Enterprise level POS systems can have implementation and maintenance costs that range anywhere from a few hundred dollars to a few million depending on the application and scope of their use. The full version of the program I use costs around $200, but for the time being I choose to use the free version because the additional functions of the fancier program are not useful to me at this point in time. The price of ‘free’ in my case is a few banner ads
across the bottom of my screen and no physical inventory tracking. Because I only sell services, there is no need for me to count and track individual items that I might otherwise need to record in the POS system.
What my system does do is keep track of my client accounts with contact information, sales history, fully integrated billing and payment features as well as helping me stay on top of internal accounting. I find this latter function especially valuable. Being an English major and more of what some might call ‘the creative type,’ it is safe to say that my natural interests do not lean toward the ins and outs of the accounting profession. Microsoft Office Accounting allows me to handle the necessary parts of making the money side of my business work without having to manually tabulate and track things like taxes, invoices, and corresponding debits and credits to customer accounts on an individual basis. To this I say, “hooray!”

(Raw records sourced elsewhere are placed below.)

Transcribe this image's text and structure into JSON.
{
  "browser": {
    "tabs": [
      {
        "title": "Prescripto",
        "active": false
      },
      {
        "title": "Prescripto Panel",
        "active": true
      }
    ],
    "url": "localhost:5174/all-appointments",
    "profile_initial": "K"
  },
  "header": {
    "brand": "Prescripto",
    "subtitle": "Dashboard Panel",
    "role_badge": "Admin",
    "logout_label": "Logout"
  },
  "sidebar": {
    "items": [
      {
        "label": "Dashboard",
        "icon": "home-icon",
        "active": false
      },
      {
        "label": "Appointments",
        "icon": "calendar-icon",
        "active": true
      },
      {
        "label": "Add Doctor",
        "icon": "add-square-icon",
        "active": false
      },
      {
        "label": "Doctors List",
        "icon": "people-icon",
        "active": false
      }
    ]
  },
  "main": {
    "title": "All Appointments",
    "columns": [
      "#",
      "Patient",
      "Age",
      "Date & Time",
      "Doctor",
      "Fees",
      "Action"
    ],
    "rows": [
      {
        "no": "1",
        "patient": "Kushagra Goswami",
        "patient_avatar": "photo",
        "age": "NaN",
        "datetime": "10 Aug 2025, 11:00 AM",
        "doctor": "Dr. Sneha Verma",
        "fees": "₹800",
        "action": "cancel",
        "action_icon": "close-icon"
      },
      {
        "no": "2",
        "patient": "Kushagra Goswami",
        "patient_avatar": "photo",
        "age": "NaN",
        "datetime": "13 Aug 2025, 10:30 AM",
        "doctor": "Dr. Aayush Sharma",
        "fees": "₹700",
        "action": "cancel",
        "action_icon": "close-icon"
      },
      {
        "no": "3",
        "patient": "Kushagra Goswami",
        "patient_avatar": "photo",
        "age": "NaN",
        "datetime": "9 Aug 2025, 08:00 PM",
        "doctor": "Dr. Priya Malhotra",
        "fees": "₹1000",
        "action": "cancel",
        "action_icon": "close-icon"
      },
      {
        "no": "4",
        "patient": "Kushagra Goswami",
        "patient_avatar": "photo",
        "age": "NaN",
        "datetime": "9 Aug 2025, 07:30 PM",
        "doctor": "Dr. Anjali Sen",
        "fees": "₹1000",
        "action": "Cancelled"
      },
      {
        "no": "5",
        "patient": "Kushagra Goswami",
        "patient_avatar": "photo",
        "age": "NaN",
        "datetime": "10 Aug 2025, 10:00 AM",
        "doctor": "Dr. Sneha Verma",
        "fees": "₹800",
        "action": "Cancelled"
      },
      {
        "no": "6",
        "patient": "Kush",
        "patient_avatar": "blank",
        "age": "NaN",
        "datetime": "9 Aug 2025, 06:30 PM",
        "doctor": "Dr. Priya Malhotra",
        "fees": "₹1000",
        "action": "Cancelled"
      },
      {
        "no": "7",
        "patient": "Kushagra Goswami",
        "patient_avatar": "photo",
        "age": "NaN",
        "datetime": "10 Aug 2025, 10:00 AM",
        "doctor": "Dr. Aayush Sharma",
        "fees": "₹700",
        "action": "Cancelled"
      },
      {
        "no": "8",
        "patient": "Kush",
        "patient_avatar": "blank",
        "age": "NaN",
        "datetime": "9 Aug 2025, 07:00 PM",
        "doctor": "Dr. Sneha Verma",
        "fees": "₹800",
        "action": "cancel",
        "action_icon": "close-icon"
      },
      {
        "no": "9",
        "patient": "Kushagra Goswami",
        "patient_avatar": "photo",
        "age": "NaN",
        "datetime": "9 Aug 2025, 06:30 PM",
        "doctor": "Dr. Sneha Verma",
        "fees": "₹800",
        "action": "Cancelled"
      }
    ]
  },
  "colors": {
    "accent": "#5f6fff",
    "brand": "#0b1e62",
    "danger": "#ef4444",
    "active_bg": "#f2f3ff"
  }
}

Specific features of a POS product you might choose can vary a great deal. For my own case, a few additional features Microsoft Office Accounting provides are access to business credit rating information, employee hours and wage tracking, and detailed sales and client trending reports. I do not currently use some of these extra features but it is nice to know that they are there if my business grows to a point where I might find them handy. Scalability is always a big plus when deciding on any business software.
For example, the cost of running credit for new clients can add up to be a sizeable chunk of change for a small business like mine. In the future I might find it worth while to determine a pre-set dollar amount for work that I will provide before being paid by a client, but at the moment the cost/benefit ratio for such a practice just doesn’t make sense for my business. By requiring a 50% deposit on all new accounts I can be fair to every new client I serve while ensuring that I am not exposing myself to unsafe levels of liability for the occasional unpaid account. I can also then use a client’s prior account history to make sensible decisions on the extension of business credit for future projects.
Similarly, since I am a one man show, I don’t need to worry about keeping track of employee information and compensation. Of the extended features I mentioned earlier, the only one that I am likely to use in the near future is the ability to run custom reports to figure out which of my services are providing the most benefit to my customers.
You might wonder why I decided to write about something like POS systems on a blog that is supposed to be about me and my work, and for that I have a simple answer. I could not do my work without this important business component in place to help me out with the administrative details that might otherwise be overwhelming and difficult to stay on top of. Though it may not be as fun or engaging as coming up with a cool new logo design or advertising campaign, some time and consideration must be given to making sure that there is a good support system in place to keep the majority of my time reserved for doing client projects. Also, keeping track of my incoming revenue and outgoing expenses becomes important around tax time. Suffice it to say, I think it’s important enough to mention once… and now I have!